We're almost ready to issue certificates for IP address SANs from Let's Encrypt's production environment. They'll only be available under the shortlived profile (which has a 6-day validity period), and that profile will remain allowlist-only for a while.
Please note: We have more work to do before we're ready to launch this feature for the public. We don't yet have a timeline, and aren't ready to accept allowlist requests.
Here's a sample staging certificate, and a site using it:
Lol, also a bug in Discourse I guess? The URL is blue, but it's just a <a>...</a> without the href= part et cetera.. So an anchor, yes, but hyperlink? No..
Anyway, gotta get myself on that shortlived profile somehow
How can I make my browser NOT follow the 302 redirect? Whilst being funny, the whole Starbucks thing, I cannot check the certificate in the browser due to the redirect
Also: is it allowed to have IP addresses as a dnsName in the SAN? That's kinda weird, right? But in this case it's just a valid FQDN.. Interesting And confusing! Valid hex only character domain names should be forbidden
Good point, thanks! I've just replaced the redirect with a static page.
That's the interesting and weird part I hoped people would notice. This certificate has DNS SANs as well as an IP SAN. They are similar, but look closely: one is definitely a DNS name and one is definitely an IPv6 address.
When I was writing test cases, it occurred to me that someone could potentially do this, so I went looking for TLDs that match [0-9a-f]{,4}, found .cafe, and registered abad.cafe in order to cause this confusion.
Is the underlying SAN specifically coded as IP type? I haven't dug around in it. I noticed my guarding code in my overhaul of CertSage recently, which is why this came to mind.
Dang, just saw the dots vs. colons after looking at it for 5 extra minutes Even though I already figured it was a valid FQDN, I didn't notice thát difference.
We will enable it in staging pretty soon. Probably in the next few weeks, once we are confident our implementation is at least close to correct and complete.
There’s a bunch of details around things like rate limits, scale, etc which we need to resolve before going to production, but that’s not as relevant to staging, which sees a lot less traffic.
It's been probably ~15 years since the last time I was messing with (private) IP SAN certs on the regular.
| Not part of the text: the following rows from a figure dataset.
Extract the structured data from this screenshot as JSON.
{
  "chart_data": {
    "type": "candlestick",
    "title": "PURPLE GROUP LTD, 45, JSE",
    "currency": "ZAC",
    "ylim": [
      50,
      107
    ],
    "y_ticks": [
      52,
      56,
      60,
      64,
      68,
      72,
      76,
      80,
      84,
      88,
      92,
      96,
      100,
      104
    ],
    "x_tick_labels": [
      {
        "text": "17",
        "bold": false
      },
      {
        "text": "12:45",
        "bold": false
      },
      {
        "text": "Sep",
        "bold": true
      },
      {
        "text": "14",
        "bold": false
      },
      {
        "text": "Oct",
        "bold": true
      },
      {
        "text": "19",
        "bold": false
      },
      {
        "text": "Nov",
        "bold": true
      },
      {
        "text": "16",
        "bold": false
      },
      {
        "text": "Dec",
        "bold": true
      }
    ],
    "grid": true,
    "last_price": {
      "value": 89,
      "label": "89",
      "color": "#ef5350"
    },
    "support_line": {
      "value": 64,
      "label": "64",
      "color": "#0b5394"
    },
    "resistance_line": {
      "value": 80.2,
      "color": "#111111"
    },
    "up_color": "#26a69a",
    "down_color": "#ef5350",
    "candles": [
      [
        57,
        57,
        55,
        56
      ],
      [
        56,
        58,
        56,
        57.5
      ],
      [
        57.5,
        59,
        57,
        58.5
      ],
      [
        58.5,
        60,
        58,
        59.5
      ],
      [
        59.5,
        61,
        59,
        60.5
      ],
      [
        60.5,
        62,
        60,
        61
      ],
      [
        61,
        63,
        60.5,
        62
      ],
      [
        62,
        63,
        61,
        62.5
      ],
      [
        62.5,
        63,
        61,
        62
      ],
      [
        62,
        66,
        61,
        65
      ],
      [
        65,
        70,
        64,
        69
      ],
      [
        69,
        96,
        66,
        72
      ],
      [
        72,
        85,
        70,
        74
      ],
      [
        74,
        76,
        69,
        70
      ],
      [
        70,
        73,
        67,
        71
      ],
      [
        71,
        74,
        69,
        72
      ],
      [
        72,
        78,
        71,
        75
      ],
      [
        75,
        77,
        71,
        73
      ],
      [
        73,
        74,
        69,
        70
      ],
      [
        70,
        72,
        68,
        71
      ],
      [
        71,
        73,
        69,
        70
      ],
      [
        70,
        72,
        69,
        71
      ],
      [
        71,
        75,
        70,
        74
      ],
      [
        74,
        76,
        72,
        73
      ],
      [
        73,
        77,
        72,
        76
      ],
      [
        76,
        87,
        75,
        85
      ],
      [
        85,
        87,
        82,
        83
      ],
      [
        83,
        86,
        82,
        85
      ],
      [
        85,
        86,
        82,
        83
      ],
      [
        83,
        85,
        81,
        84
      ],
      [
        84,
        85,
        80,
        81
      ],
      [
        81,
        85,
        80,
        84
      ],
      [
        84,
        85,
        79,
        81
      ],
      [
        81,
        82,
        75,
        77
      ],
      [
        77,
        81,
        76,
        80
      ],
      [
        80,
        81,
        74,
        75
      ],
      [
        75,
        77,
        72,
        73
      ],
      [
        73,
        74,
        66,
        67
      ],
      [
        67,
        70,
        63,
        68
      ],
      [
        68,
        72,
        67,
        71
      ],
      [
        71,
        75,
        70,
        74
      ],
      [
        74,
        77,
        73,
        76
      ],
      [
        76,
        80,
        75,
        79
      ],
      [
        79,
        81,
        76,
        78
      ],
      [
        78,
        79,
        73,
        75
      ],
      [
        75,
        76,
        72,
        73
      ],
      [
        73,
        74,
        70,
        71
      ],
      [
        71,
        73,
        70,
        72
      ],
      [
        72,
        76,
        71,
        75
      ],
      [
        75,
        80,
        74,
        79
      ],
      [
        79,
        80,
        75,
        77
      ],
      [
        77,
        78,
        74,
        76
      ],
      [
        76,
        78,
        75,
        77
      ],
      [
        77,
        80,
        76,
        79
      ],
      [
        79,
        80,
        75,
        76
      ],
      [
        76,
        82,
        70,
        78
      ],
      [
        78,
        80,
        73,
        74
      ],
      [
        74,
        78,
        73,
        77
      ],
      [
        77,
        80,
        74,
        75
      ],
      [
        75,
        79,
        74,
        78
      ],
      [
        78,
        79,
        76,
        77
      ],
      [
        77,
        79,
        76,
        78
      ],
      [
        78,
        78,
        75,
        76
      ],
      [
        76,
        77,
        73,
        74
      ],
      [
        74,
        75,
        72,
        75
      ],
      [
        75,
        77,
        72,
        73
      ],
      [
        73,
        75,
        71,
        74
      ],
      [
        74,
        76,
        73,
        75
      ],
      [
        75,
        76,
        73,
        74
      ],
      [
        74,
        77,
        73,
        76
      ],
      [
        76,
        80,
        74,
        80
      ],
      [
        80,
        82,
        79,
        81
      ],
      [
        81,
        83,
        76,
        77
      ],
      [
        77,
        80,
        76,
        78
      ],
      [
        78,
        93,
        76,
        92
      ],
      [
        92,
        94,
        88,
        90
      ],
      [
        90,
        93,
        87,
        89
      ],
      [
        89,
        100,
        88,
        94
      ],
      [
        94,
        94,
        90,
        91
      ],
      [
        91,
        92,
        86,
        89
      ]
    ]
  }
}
But at that time, it seemed like you needed the IP as both an IP and DNS SAN value in the cert for maximum browser compatiblity. Which is to say, some browsers needed one and other browsers needed the other.
Not sure if there's a compat matrix around anywhere, but it's probably worth testing a bunch of desktop and mobile browsers with different combinations to see if there are any buggy implementations.